I Am Starting a New Day

  • Added:
    Sep 23, 2012
  • Article Views:
    2575
  • Word Count:
    465

All night long, you were flying around the Earth, completely free, under the wing of your guardian angel. Protected and happy you watched the world from heavenly heights and it seemed beautiful and unique to you. Joyfully excited and cheerful you sang as if you were in a trance: What a beautiful transformation, what a beautiful transformation. And everything is in its place and everybody is here. I am flying, flying all night long. In my dreams.

It`s morning, wake up, wake up and start over, completely free. Every morning I can hear birds singing under my window. Birds are singing in my head, they are communicating, quarreling, out singing, outtalking, they are flying around the house and they are flying over the garden while I am typing on my keyboard. I can hear them in my heart, they are happy, excited, they are coming from my subconsciousness, from the part of my soul which is detached from my mind that I recognize in solitude, when the echo of my thoughts and of birds` chirping is equalized and becomes simple, vibrant music which comes in soft bursts like a mild tide and fills the space and the atmosphere around me.
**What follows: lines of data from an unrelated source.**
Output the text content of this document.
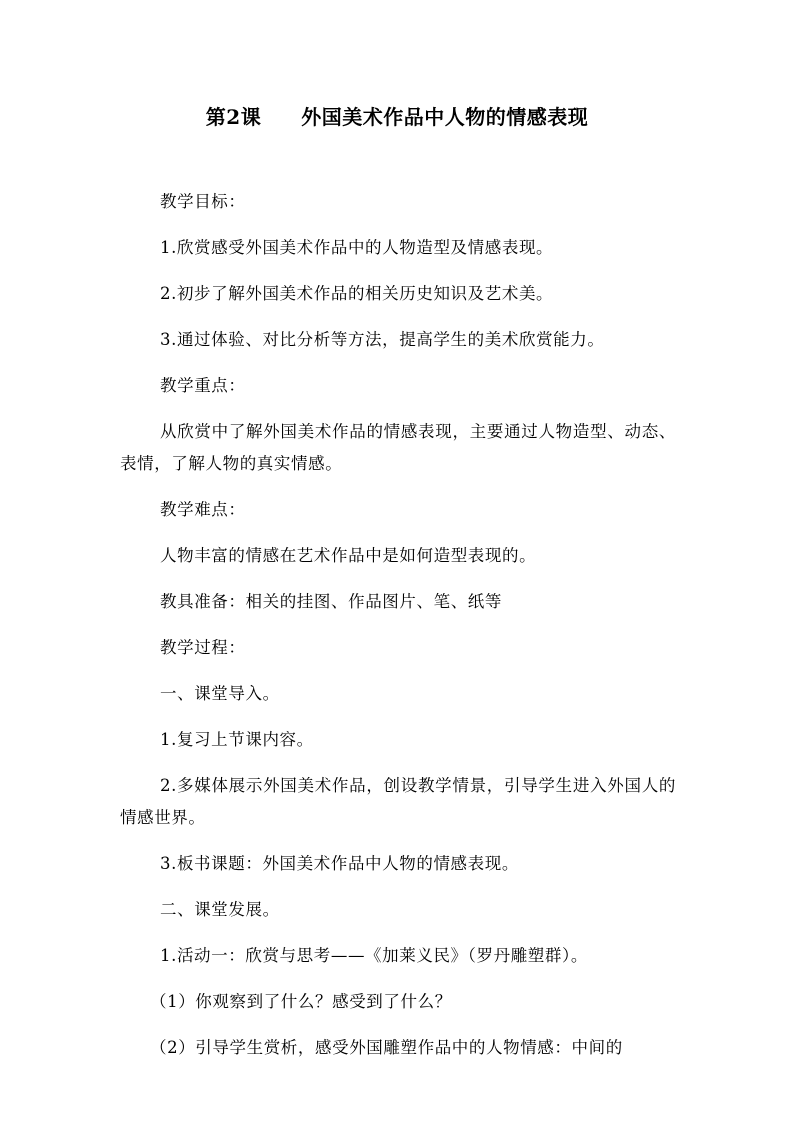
第2课 外国美术作品中人物的情感表现

教学目标：

1.欣赏感受外国美术作品中的人物造型及情感表现。

2.初步了解外国美术作品的相关历史知识及艺术美。

3.通过体验、对比分析等方法，提高学生的美术欣赏能力。

教学重点：

从欣赏中了解外国美术作品的情感表现，主要通过人物造型、动态、表情，了解人物的真实情感。

教学难点：

人物丰富的情感在艺术作品中是如何造型表现的。

教具准备：相关的挂图、作品图片、笔、纸等

教学过程：

一、课堂导入。

1.复习上节课内容。

2.多媒体展示外国美术作品，创设教学情景，引导学生进入外国人的情感世界。

3.板书课题：外国美术作品中人物的情感表现。

二、课堂发展。

1.活动一：欣赏与思考——《加莱义民》（罗丹雕塑群）。

（1）你观察到了什么？感受到了什么？

（2）引导学生赏析，感受外国雕塑作品中的人物情感：中间的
Sounds are melting into harmony and balance of black and white, day and night, beautiful and ugly, evilness transforms into goodness, weakness transforms into power. The desire for something sublime and pure overcomes the bareness of knowledge. The melody created by transforming and by joining birds` chirping around the house with thoughts in my head makes thrilling music which fulfills the soul and radiates emotional yearning for endless joy. Creating means happiness.

Very rarely when insomnia strikes me, I accept the dawn like a humble ascetic who waits in a line for a morning prayer and for bowing in front of Blessed Virgin`s icon. During the recent years I have been waiting for the dawn wide awake. I have experienced that feeling of happiness since my early youth. And when I accidently oversleep it, and when a quiet sleep gives my body and soul rest; I feel strange and I look forward to evening and to falling asleep in order to get up early again tomorrow.

At dawn thoughts are more beautiful, body is more refreshed and no matter how the day will turn out we believe that it will be nice and that it will bring that absolutely necessary joy because of which we live our everyday lives. Reality rarely gives answers to our dreams. Questions pile up as if they are in the womb of an unawakened volcano. I cover them with a silk grass made of emotions and I tuckle them in with memories` velvet moss, believing that the answer will show up in my next dream. I start a new day, encouraged by this belief.